Nous avions déjà eu l’occasion d’évoquer la directive européenne visant à renforcer la protection des lanceurs d’alerte en entreprise. Cette fois, nous donnons la parole à Patrice Grenier, fondateur du cabinet Grenier Avocats, pour évoquer au travers d’un cas réel la situation des entreprises confrontées au signalement d’un lanceur d’alerte.
Le cas du signalement d’un lanceur d’alerte : exemple d’une entreprise
La situation s’est déroulée dans une entreprise de plus de 50 salariés qui dispose d’une procédure de recueil de signalements mise en place en conformité avec l’article 8-III de la loi du 9 décembre 2016 dite loi Sapin 2. Tiers de confiance de cette structure, le cabinet Grenier Avocats se devait de respecter la confidentialité de l’auteur du signalement.
L’auteur de l’alerte a appelé, en numéro masqué, la ligne dédiée aux alertes et gérée à l’extérieur de l’entreprise. A ce premier stade, ce dernier a indiqué qu’il était salarié dans une filiale de l’entreprise et qu’il avait eu connaissance d’un comportement non éthique de son supérieur hiérarchique qui falsifiait des données de test sur des produits afin qu’ils soient compatibles avec des exigences normatives nécessaires à leur vente sur le marché.
L’auteur a exprimé deux volontés : conserver l’anonymat et bénéficier du statut de lanceur d’alerte avant de pouvoir divulguer les noms du produit et de la personne visée par le signalement. Comme le permet la procédure appliquée dans l’entreprise, nous lui avons répondu qu’il pouvait communiquer son identité de manière confidentielle, ce qui pourrait faciliter le traitement du signalement. Il a refusé.

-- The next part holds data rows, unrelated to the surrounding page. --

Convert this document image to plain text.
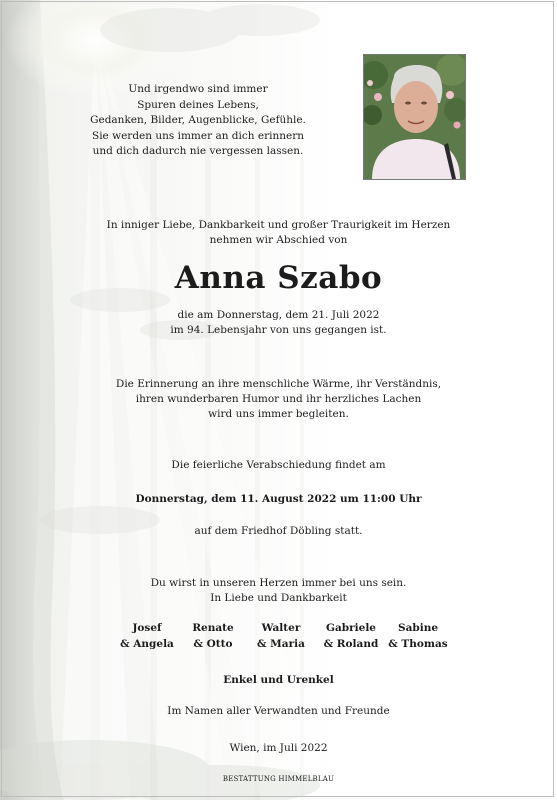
Und irgendwo sind immer
Spuren deines Lebens,
Gedanken, Bilder, Augenblicke, Gefühle.
Sie werden uns immer an dich erinnern
und dich dadurch nie vergessen lassen.
In inniger Liebe, Dankbarkeit und großer Traurigkeit im Herzen
nehmen wir Abschied von
Anna Szabo
die am Donnerstag, dem 21. Juli 2022
im 94. Lebensjahr von uns gegangen ist.
Die Erinnerung an ihre menschliche Wärme, ihr Verständnis,
ihren wunderbaren Humor und ihr herzliches Lachen
wird uns immer begleiten.
Die feierliche Verabschiedung findet am
Donnerstag, dem 11. August 2022 um 11:00 Uhr
auf dem Friedhof Döbling statt.
Du wirst in unseren Herzen immer bei uns sein.
In Liebe und Dankbarkeit
Josef
& Angela
Renate
& Otto
Walter
& Maria
Gabriele
& Roland
Sabine
& Thomas
Enkel und Urenkel
Im Namen aller Verwandten und Freunde
Wien, im Juli 2022
BESTATTUNG HIMMELBLAU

Rapidement, la fonction compliance de l’entreprise a ouvert un cas de signalement. La première problématique fût de déterminer si les investigations pouvaient être menées au sein de l’entreprise tandis que l’anonymat de l’auteur ne permettait pas d’affirmer, au sens de la loi Sapin 2, que l’auteur était un lanceur d‘alerte pouvant bénéficier d’une protection. Rappelons que le lanceur d‘alerte, au-delà des faits dénoncés, doit avoir eu personnellement connaissance des faits dénoncés, agir en toute bonne foi et de manière désintéressée.
Face au risque dénoncé et à sa potentielle gravité, et nonobstant l’absence de tout indice, notre cabinet a conseillé une enquête interne pour identifier, auprès de la direction Qualité, les usines dans lesquelles un problème qualité aurait pu intervenir. Les informations collectées n’ont pas pu mettre en évidence un risque particulier sur une usine.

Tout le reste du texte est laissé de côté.